Mondhir Ziyada, a member of the group, says that he and his colleagues have foiled attempts by Israeli settlers to steal the olive harvest from several villages.
“Many times, we have caught settlers stealing. Then the Israeli army intervenes and takes their side against us,” Ziyada said.
Ashraf Amr, a member of “Steadfast”, another farm-protection group, says that members of his outfit have foiled more than one attempt by settlers to steal the olive crops from villages close to Hebron.
Khaled Mansour, an anti-settlements activist, said that current measures were not enough to protect the farmers or deter the settlers. “It is not enough for the PA to denounce the attacks. There must be real measures taken to protect and support the farmers,” he said.
Mansour said that it was wrong for the PA to continue security cooperation with the Israeli army while the latter covers up for the settlers’ assaults.

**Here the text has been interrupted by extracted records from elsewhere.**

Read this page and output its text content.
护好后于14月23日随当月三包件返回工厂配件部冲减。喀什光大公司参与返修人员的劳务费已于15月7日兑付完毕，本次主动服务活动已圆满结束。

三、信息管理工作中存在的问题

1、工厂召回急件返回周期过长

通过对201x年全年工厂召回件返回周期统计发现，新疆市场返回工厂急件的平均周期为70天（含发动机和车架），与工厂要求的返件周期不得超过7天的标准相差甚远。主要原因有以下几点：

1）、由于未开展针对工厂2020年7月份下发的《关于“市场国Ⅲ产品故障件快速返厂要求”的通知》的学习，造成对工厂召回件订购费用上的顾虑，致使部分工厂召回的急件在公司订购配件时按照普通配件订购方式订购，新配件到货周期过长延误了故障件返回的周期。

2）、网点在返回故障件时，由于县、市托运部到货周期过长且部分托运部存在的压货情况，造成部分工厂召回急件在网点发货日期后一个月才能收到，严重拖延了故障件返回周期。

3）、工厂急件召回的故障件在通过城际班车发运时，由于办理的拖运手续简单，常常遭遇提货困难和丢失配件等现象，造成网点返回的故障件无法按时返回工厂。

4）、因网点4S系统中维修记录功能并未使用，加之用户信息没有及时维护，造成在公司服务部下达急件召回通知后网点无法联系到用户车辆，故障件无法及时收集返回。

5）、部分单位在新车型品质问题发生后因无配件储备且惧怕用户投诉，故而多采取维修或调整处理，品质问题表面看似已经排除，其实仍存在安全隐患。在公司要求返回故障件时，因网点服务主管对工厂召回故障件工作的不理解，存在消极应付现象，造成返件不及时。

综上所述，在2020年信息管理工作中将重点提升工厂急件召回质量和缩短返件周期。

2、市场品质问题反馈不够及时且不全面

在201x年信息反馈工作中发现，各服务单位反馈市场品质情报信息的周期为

The PA was asked by farmers to send security personnel to guard the olive farms, but it ignored the request.
The assaults are bound to have a political outcome, Mansour says.
“The assaults are a cause for an explosion in the Palestinian territories. The people cannot tolerate more assaults against their land, livelihood and houses. They are ready for a new Intifada against the occupation,” he adds.